# Help -new to plunge routing



## tonyelich (Jan 5, 2010)

I have just recently started using the plunge base on my Ridgid 2900 router kit. The problem I have is setting the depth of cut. I need three hands, two to retract the base against the very heavy spring pressure and a third to measure and set the depth. It is very hard to do this with any accuracy, working against the spring pressure. What am I doing wrong, is there an easier method?


----------



## gregW (Mar 14, 2007)

tonyelich said:


> I have just recently started using the plunge base on my Ridgid 2900 router kit. The problem I have is setting the depth of cut. I need three hands, two to retract the base against the very heavy spring pressure and a third to measure and set the depth. It is very hard to do this with any accuracy, working against the spring pressure. What am I doing wrong, is there an easier method?


Tony,
You usually want to set the plunge depth by touching the bit to the work surface and locking it in place at that setting, and then use a spacer to set the adjustable plunge stop depth bar height above the stop..the spacer can be a a piece of material, a drill bit, brass setup bars, feeler gauges...just about anything as long as it is the right thickness and fits between the plunge depth adjustment rod and the stop.

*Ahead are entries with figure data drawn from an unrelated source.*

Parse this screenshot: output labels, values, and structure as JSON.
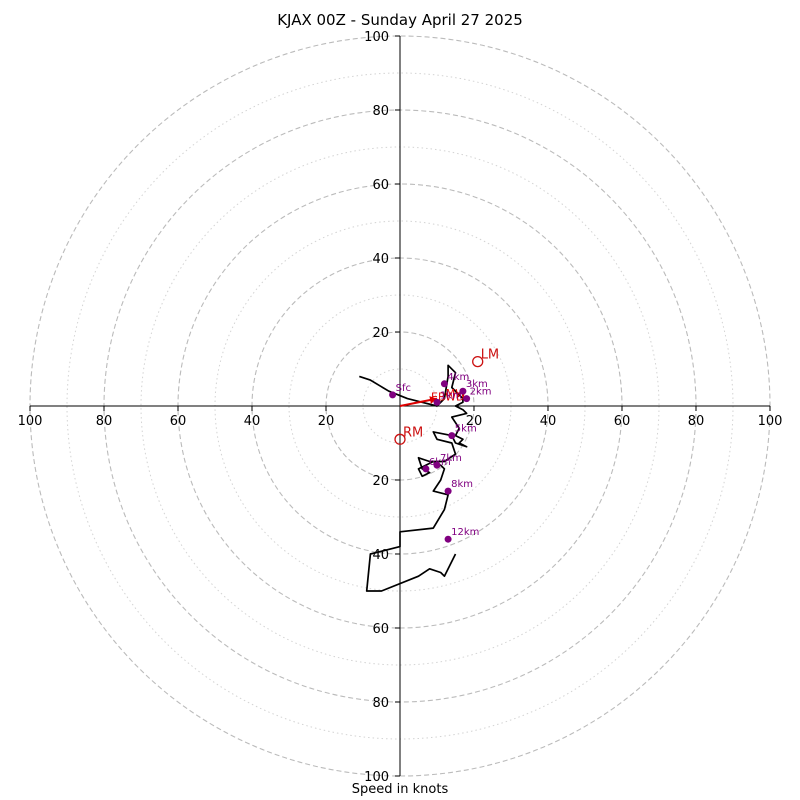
{
  "chart_data": {
    "type": "line",
    "title": "KJAX 00Z - Sunday April 27 2025",
    "xlabel": "Speed in knots",
    "range": [
      -100,
      100
    ],
    "rings": {
      "major": [
        20,
        40,
        60,
        80,
        100
      ],
      "minor": [
        10,
        30,
        50,
        70,
        90
      ],
      "major_color": "#bbbbbb",
      "minor_color": "#d3d3d3"
    },
    "ticks": {
      "x": [
        "100",
        "80",
        "60",
        "40",
        "20",
        "20",
        "40",
        "60",
        "80",
        "100"
      ],
      "x_values": [
        -100,
        -80,
        -60,
        -40,
        -20,
        20,
        40,
        60,
        80,
        100
      ],
      "y": [
        "100",
        "80",
        "60",
        "40",
        "20",
        "20",
        "40",
        "60",
        "80",
        "100"
      ],
      "y_values": [
        100,
        80,
        60,
        40,
        20,
        -20,
        -40,
        -60,
        -80,
        -100
      ]
    },
    "hodograph": {
      "color": "#000000",
      "x": [
        -11,
        -8,
        -3,
        2,
        6,
        10,
        12,
        13,
        13,
        15,
        14,
        16,
        17,
        17,
        15,
        17,
        18,
        14,
        16,
        15,
        17,
        16,
        18,
        15,
        14,
        9,
        10,
        14,
        15,
        12,
        8,
        5,
        6,
        8,
        6,
        5,
        9,
        11,
        12,
        11,
        9,
        13,
        12,
        9,
        0,
        0,
        -8,
        -9,
        -5,
        5,
        8,
        11,
        12,
        15
      ],
      "y": [
        8,
        7,
        4,
        2,
        1,
        0,
        2,
        8,
        11,
        9,
        5,
        3,
        2,
        1,
        0,
        -1,
        -2,
        -3,
        -6,
        -8,
        -9,
        -10,
        -11,
        -10,
        -8,
        -7,
        -9,
        -10,
        -13,
        -15,
        -15,
        -14,
        -17,
        -18,
        -19,
        -17,
        -15,
        -16,
        -17,
        -20,
        -23,
        -24,
        -28,
        -33,
        -34,
        -38,
        -40,
        -50,
        -50,
        -46,
        -44,
        -45,
        -46,
        -40
      ]
    },
    "height_markers": {
      "color": "#800080",
      "points": [
        {
          "label": "Sfc",
          "x": -2,
          "y": 3
        },
        {
          "label": "1km",
          "x": 10,
          "y": 1
        },
        {
          "label": "2km",
          "x": 18,
          "y": 2
        },
        {
          "label": "3km",
          "x": 17,
          "y": 4
        },
        {
          "label": "4km",
          "x": 12,
          "y": 6
        },
        {
          "label": "5km",
          "x": 14,
          "y": -8
        },
        {
          "label": "6km",
          "x": 7,
          "y": -17
        },
        {
          "label": "7km",
          "x": 10,
          "y": -16
        },
        {
          "label": "8km",
          "x": 13,
          "y": -23
        },
        {
          "label": "12km",
          "x": 13,
          "y": -36
        }
      ]
    },
    "storm_motion": {
      "color": "#cc1111",
      "points": [
        {
          "label": "LM",
          "x": 21,
          "y": 12
        },
        {
          "label": "RM",
          "x": 0,
          "y": -9
        }
      ]
    },
    "shear_vector": {
      "label": "EBWD",
      "color": "#dd0000",
      "x1": 0,
      "y1": 0,
      "x2": 10,
      "y2": 2
    },
    "mean_wind": {
      "label": "MW",
      "x": 14,
      "y": 3
    }
  }
}
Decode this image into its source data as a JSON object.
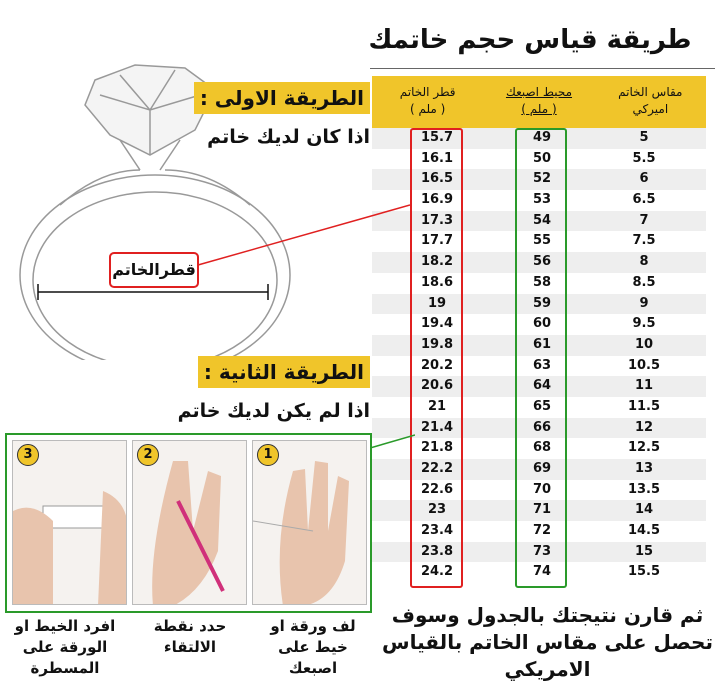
{
  "title": "طريقة قياس حجم خاتمك",
  "table": {
    "headers": {
      "diameter": "قطر الخاتم",
      "diameter_unit": "( ملم )",
      "circumference": "محيط اصبعك",
      "circumference_unit": "( ملم )",
      "us_size": "مقاس الخاتم",
      "us_size_sub": "اميركي"
    },
    "rows": [
      [
        "15.7",
        "49",
        "5"
      ],
      [
        "16.1",
        "50",
        "5.5"
      ],
      [
        "16.5",
        "52",
        "6"
      ],
      [
        "16.9",
        "53",
        "6.5"
      ],
      [
        "17.3",
        "54",
        "7"
      ],
      [
        "17.7",
        "55",
        "7.5"
      ],
      [
        "18.2",
        "56",
        "8"
      ],
      [
        "18.6",
        "58",
        "8.5"
      ],
      [
        "19",
        "59",
        "9"
      ],
      [
        "19.4",
        "60",
        "9.5"
      ],
      [
        "19.8",
        "61",
        "10"
      ],
      [
        "20.2",
        "63",
        "10.5"
      ],
      [
        "20.6",
        "64",
        "11"
      ],
      [
        "21",
        "65",
        "11.5"
      ],
      [
        "21.4",
        "66",
        "12"
      ],
      [
        "21.8",
        "68",
        "12.5"
      ],
      [
        "22.2",
        "69",
        "13"
      ],
      [
        "22.6",
        "70",
        "13.5"
      ],
      [
        "23",
        "71",
        "14"
      ],
      [
        "23.4",
        "72",
        "14.5"
      ],
      [
        "23.8",
        "73",
        "15"
      ],
      [
        "24.2",
        "74",
        "15.5"
      ]
    ]
  },
  "method1": {
    "banner": "الطريقة الاولى :",
    "text": "اذا كان لديك خاتم",
    "ring_label": "قطرالخاتم"
  },
  "method2": {
    "banner": "الطريقة الثانية :",
    "text": "اذا لم يكن لديك خاتم"
  },
  "steps": [
    {
      "num": "1",
      "caption": "لف ورقة او خيط على اصبعك"
    },
    {
      "num": "2",
      "caption": "حدد نقطة الالتقاء"
    },
    {
      "num": "3",
      "caption": "افرد الخيط او الورقة على المسطرة"
    }
  ],
  "final_text": "ثم قارن نتيجتك بالجدول وسوف تحصل على مقاس الخاتم بالقياس الامريكي",
  "colors": {
    "yellow": "#f0c52a",
    "red": "#e02020",
    "green": "#2a9a2a"
  }
}
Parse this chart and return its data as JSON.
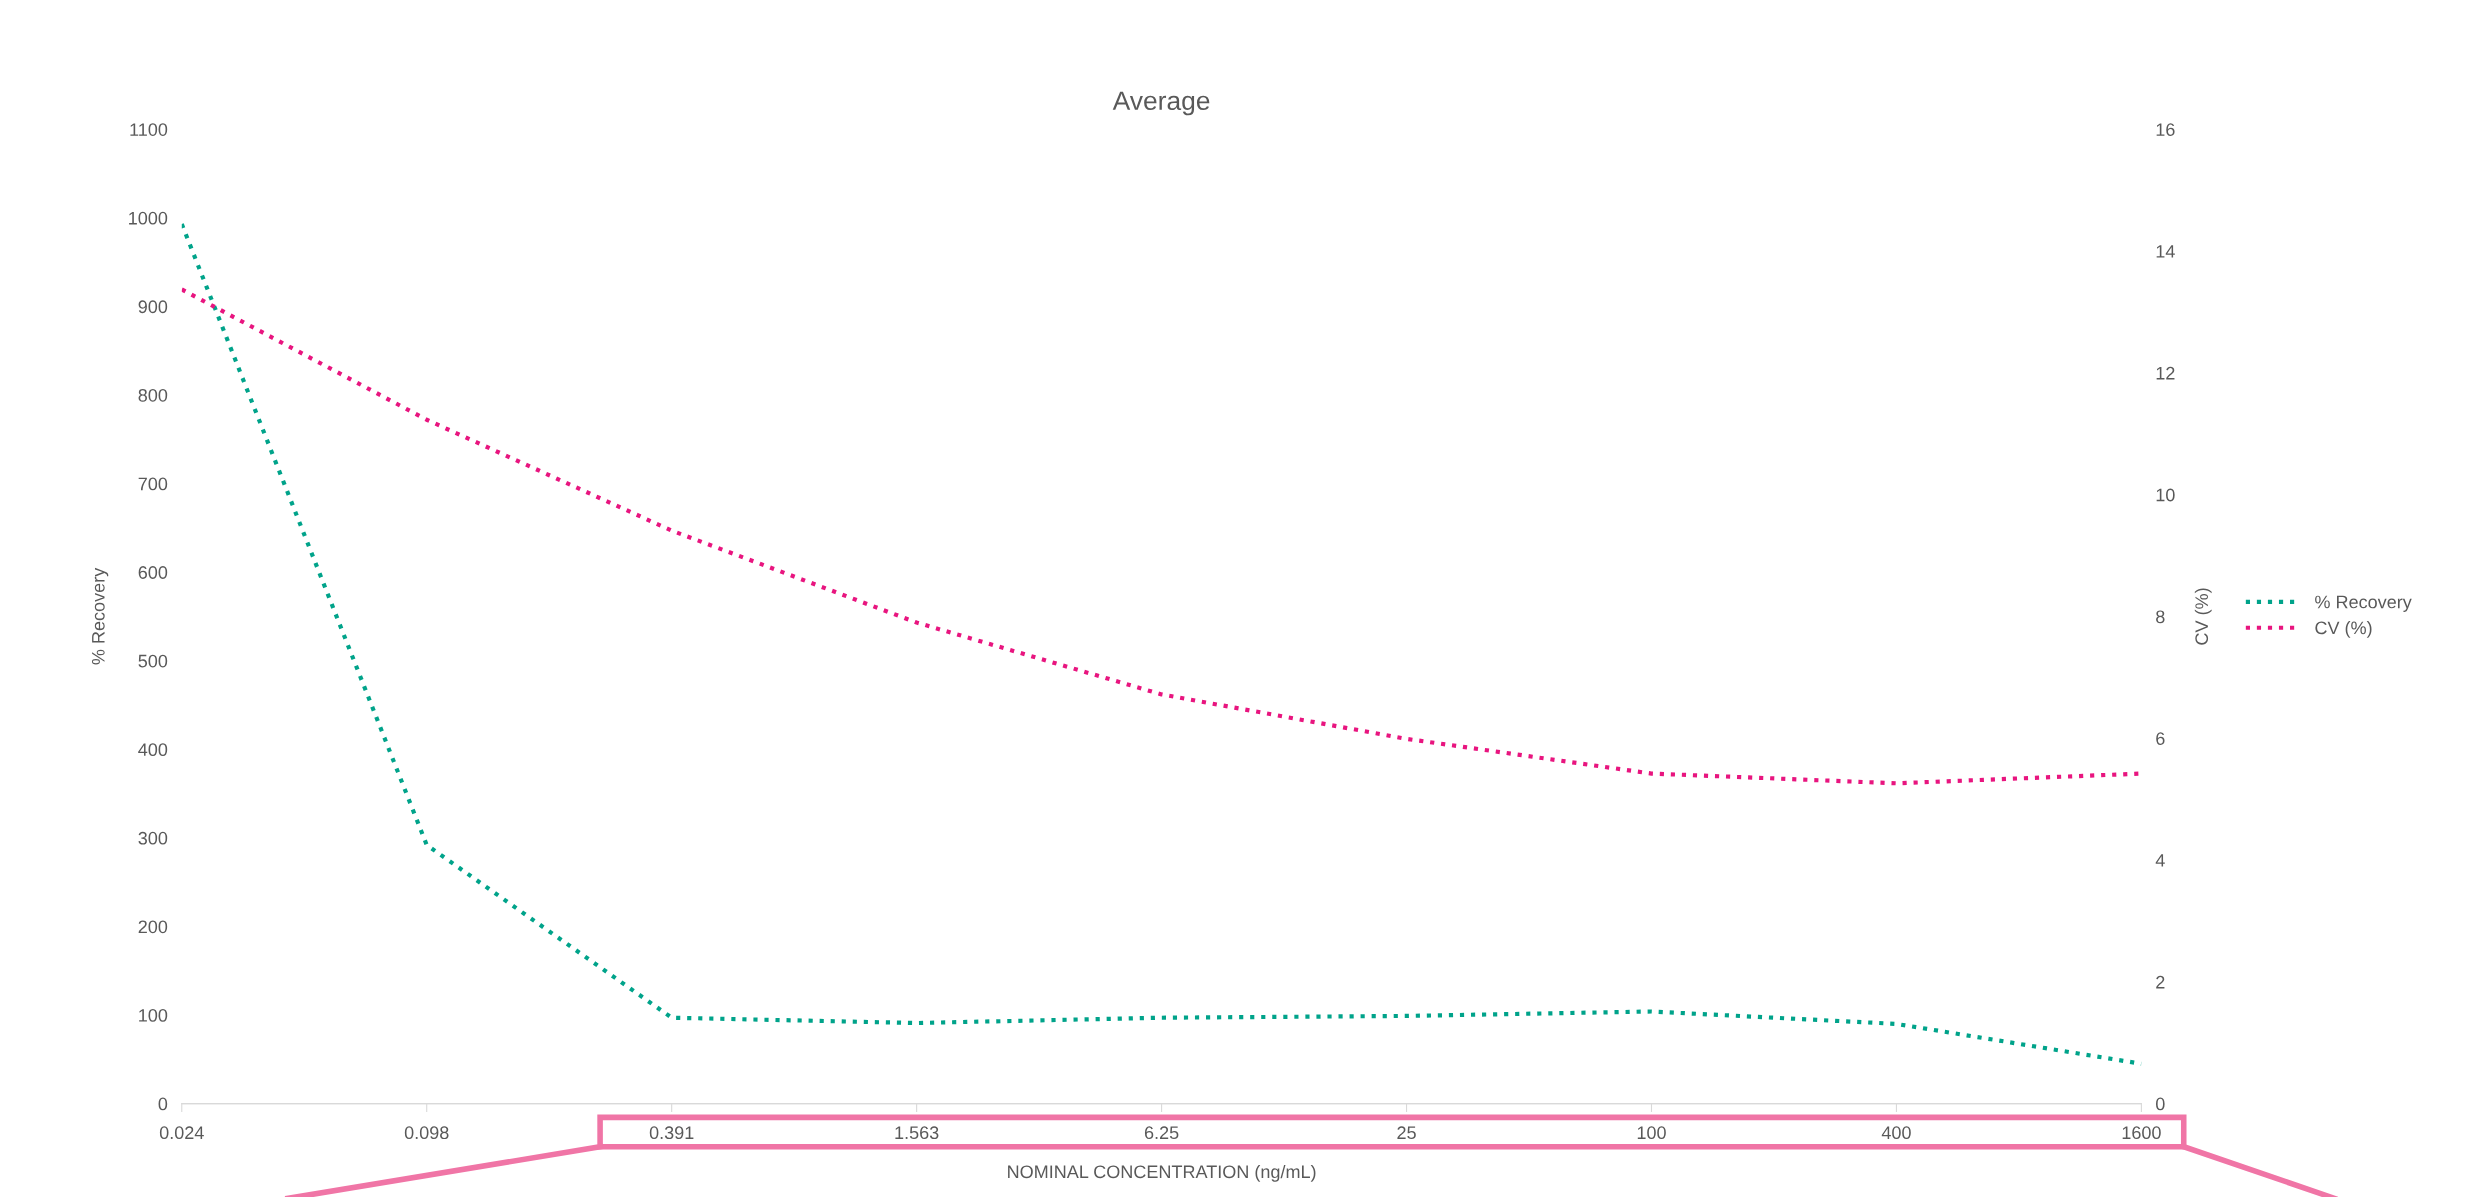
{
  "chart_data": {
    "type": "line",
    "title": "Average",
    "xlabel": "NOMINAL CONCENTRATION (ng/mL)",
    "ylabel": "% Recovery",
    "y2label": "CV (%)",
    "categories": [
      "0.024",
      "0.098",
      "0.391",
      "1.563",
      "6.25",
      "25",
      "100",
      "400",
      "1600"
    ],
    "series": [
      {
        "name": "% Recovery",
        "color": "#00a38a",
        "values": [
          993,
          292,
          97,
          91,
          97,
          99,
          104,
          90,
          45
        ]
      },
      {
        "name": "CV (%)",
        "color": "#e8157f",
        "axis": "y2",
        "values": [
          13.37,
          11.23,
          9.41,
          7.9,
          6.72,
          5.99,
          5.42,
          5.26,
          5.42
        ]
      }
    ],
    "ylim": [
      0,
      1100
    ],
    "yticks": [
      0,
      100,
      200,
      300,
      400,
      500,
      600,
      700,
      800,
      900,
      1000,
      1100
    ],
    "y2lim": [
      0,
      16
    ],
    "y2ticks": [
      0,
      2,
      4,
      6,
      8,
      10,
      12,
      14,
      16
    ],
    "grid": false,
    "legend": "right",
    "line_style": "dotted",
    "marker": "none"
  }
}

Tom Hintz does a good job showing how to set the plunge depth on his website:
Setting a Plunge Router - NewWoodworker.com LLC


----------



## Cochese (Jan 12, 2010)

Not a bad site right there.

I take the plunge down to about where I think it needs to be and then lock the base. I check with my stock and brass bars while it's locked, and use the adjustment bar to fine tune. Rinse and repeat.


----------